Iron tablets cannot directly stop heavy periods, but they are often prescribed to address iron deficiency anaemia that may result from heavy bleeding. Heavy menstrual bleeding can lead to anaemia due to the loss of iron-rich blood. Iron supplements can help replenish the body's iron stores and alleviate anaemia symptoms such as fatigue and weakness.

How often can I take medicines to control period flow?

The frequency of taking medicines to control period flow depends on the specific medication prescribed by your healthcare provider.

How can I determine which treatment option is best for me?

To determine the best treatment option for heavy periods, discuss your specific symptoms, medical history, and any concerns you may have regarding heavy periods during your appointment with your ob-gyn. They may recommend diagnostic tests to identify the underlying cause of your heavy bleeding.
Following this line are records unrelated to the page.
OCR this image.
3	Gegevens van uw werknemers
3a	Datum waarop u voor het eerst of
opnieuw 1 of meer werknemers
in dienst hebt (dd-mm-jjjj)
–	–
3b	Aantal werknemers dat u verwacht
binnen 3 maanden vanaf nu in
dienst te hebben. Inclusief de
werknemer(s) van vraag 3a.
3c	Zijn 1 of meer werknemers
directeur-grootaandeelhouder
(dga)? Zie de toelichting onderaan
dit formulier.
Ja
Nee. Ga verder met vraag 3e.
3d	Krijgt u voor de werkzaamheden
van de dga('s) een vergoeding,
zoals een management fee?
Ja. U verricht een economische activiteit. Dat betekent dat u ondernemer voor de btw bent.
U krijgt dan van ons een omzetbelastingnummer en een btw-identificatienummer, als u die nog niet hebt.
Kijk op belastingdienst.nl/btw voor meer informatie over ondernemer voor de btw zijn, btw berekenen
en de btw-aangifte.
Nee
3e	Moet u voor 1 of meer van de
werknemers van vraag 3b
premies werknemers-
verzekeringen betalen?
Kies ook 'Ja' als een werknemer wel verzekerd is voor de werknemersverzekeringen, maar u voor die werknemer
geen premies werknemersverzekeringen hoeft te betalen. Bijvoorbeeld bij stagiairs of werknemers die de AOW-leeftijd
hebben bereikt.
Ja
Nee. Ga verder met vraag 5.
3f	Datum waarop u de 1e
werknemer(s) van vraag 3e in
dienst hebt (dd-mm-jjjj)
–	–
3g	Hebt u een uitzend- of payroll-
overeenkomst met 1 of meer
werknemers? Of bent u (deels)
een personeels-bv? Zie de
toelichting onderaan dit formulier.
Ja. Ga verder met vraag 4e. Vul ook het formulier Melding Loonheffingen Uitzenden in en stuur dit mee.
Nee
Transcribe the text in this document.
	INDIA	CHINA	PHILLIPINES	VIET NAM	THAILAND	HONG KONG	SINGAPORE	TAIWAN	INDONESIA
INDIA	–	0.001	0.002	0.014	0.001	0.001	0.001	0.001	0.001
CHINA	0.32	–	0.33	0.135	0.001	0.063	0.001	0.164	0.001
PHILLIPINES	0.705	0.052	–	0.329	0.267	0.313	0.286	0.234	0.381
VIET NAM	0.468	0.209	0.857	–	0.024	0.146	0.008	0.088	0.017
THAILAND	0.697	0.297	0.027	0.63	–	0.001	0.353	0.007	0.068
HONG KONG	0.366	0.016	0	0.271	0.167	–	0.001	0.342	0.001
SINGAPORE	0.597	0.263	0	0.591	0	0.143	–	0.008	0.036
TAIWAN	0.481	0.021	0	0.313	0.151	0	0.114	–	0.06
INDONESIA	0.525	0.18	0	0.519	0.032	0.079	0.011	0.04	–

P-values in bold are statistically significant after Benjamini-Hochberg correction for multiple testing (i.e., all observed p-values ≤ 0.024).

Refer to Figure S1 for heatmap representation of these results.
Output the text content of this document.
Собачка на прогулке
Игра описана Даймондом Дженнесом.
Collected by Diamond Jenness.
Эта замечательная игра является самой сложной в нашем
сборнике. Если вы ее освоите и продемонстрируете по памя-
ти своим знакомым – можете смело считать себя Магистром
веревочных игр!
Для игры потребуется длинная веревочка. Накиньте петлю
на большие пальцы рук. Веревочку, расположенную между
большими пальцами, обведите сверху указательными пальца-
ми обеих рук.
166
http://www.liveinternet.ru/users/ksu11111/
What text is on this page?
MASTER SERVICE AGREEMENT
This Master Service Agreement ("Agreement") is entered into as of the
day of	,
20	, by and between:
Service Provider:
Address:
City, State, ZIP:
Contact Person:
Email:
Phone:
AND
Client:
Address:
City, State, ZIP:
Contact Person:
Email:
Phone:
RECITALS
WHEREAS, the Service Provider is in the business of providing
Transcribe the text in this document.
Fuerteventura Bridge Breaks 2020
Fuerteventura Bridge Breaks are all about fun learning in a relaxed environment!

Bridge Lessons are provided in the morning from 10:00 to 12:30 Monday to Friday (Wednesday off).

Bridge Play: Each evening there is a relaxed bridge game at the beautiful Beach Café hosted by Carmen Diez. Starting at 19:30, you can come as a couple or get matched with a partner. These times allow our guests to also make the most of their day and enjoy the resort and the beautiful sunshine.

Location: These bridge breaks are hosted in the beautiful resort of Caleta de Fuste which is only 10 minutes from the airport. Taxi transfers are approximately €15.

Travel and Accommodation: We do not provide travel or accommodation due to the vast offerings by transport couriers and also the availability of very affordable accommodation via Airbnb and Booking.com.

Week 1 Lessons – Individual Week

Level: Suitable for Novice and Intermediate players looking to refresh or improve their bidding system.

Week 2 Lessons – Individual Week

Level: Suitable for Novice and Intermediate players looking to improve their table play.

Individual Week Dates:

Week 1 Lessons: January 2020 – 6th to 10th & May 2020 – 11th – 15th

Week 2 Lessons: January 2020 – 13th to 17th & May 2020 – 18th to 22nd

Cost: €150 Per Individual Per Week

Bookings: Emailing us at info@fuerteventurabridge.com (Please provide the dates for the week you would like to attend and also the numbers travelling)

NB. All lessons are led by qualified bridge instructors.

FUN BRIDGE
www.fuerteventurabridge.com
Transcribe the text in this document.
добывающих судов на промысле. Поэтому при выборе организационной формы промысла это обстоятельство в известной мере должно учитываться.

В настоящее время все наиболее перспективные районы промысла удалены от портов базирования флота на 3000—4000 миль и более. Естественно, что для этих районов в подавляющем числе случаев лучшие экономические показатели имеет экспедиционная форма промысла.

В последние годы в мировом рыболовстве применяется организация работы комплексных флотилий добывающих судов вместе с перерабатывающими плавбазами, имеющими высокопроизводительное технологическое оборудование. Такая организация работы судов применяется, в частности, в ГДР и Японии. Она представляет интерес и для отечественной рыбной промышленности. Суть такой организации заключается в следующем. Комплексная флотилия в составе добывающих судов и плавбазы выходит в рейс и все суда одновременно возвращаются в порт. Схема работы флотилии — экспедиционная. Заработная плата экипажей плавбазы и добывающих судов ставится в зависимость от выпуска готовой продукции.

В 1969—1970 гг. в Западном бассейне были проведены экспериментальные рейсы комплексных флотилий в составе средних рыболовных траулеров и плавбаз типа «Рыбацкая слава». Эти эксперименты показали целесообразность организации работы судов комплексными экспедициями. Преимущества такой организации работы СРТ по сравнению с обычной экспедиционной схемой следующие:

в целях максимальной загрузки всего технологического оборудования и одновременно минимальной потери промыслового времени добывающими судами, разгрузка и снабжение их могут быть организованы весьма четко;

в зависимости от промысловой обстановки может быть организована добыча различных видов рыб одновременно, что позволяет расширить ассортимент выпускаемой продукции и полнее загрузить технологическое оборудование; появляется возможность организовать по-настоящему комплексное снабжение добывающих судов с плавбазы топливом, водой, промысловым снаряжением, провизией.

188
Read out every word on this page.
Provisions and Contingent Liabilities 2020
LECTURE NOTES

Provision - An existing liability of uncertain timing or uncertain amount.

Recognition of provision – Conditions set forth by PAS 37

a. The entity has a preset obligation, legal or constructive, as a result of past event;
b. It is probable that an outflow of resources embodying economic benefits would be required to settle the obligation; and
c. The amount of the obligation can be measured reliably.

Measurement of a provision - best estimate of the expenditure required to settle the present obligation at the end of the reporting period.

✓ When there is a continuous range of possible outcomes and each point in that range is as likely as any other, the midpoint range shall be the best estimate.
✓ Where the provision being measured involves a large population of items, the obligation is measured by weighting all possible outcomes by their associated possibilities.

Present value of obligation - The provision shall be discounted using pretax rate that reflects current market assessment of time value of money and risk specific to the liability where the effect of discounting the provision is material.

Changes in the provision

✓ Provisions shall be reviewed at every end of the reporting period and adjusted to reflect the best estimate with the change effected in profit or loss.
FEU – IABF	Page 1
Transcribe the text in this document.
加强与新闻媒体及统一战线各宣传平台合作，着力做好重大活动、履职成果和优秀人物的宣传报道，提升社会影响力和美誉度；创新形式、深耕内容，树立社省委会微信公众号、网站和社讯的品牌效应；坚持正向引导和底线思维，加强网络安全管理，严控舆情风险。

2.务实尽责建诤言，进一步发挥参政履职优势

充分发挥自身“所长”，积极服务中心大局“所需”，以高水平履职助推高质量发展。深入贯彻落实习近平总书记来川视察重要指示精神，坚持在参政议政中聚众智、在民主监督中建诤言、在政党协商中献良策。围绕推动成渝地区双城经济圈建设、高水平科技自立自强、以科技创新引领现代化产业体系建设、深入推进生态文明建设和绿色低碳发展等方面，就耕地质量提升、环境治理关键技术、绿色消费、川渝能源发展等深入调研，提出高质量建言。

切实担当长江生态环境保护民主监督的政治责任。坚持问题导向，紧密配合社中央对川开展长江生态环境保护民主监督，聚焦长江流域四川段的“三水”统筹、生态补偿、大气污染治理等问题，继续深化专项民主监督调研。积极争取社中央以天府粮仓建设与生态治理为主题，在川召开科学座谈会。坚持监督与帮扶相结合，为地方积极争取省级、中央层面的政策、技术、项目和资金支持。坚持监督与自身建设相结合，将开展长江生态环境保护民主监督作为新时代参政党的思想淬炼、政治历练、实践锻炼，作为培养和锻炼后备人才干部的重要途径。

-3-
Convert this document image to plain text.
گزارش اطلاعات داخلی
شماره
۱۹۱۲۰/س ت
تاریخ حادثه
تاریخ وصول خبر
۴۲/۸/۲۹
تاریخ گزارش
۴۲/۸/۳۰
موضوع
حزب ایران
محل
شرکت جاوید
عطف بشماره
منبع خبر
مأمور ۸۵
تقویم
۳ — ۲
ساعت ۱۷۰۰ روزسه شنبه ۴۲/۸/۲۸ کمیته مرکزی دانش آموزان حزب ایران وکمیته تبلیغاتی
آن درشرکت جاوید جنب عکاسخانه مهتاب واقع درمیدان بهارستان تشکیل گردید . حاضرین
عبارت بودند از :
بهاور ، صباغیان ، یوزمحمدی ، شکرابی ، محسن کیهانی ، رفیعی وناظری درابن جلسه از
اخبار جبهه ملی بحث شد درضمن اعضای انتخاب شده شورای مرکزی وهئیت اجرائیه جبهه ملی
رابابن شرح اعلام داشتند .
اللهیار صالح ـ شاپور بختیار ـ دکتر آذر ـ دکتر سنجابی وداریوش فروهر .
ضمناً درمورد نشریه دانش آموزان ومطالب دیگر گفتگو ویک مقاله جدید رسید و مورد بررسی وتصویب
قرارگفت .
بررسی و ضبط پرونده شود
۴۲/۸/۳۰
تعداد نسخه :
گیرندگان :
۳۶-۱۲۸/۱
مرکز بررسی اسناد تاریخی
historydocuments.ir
Once the cause is determined, you'll review available treatment options together, considering factors like your desire for future fertility, tolerance for side effects, and long-term goals.

Can stress cause heavy periods?

Yes, stress is one of the common causes of heavy menstrual bleeding and menstrual irregularities in women. Stress disrupts hormone balance, leading to irregular or heavy menstrual bleeding. Chronic stress may delay ovulation, increase inflammation, and affect blood flow, resulting in heavier periods. However, other medical conditions can also cause heavy periods, so it's crucial to consult a healthcare provider for proper evaluation and treatment if needed.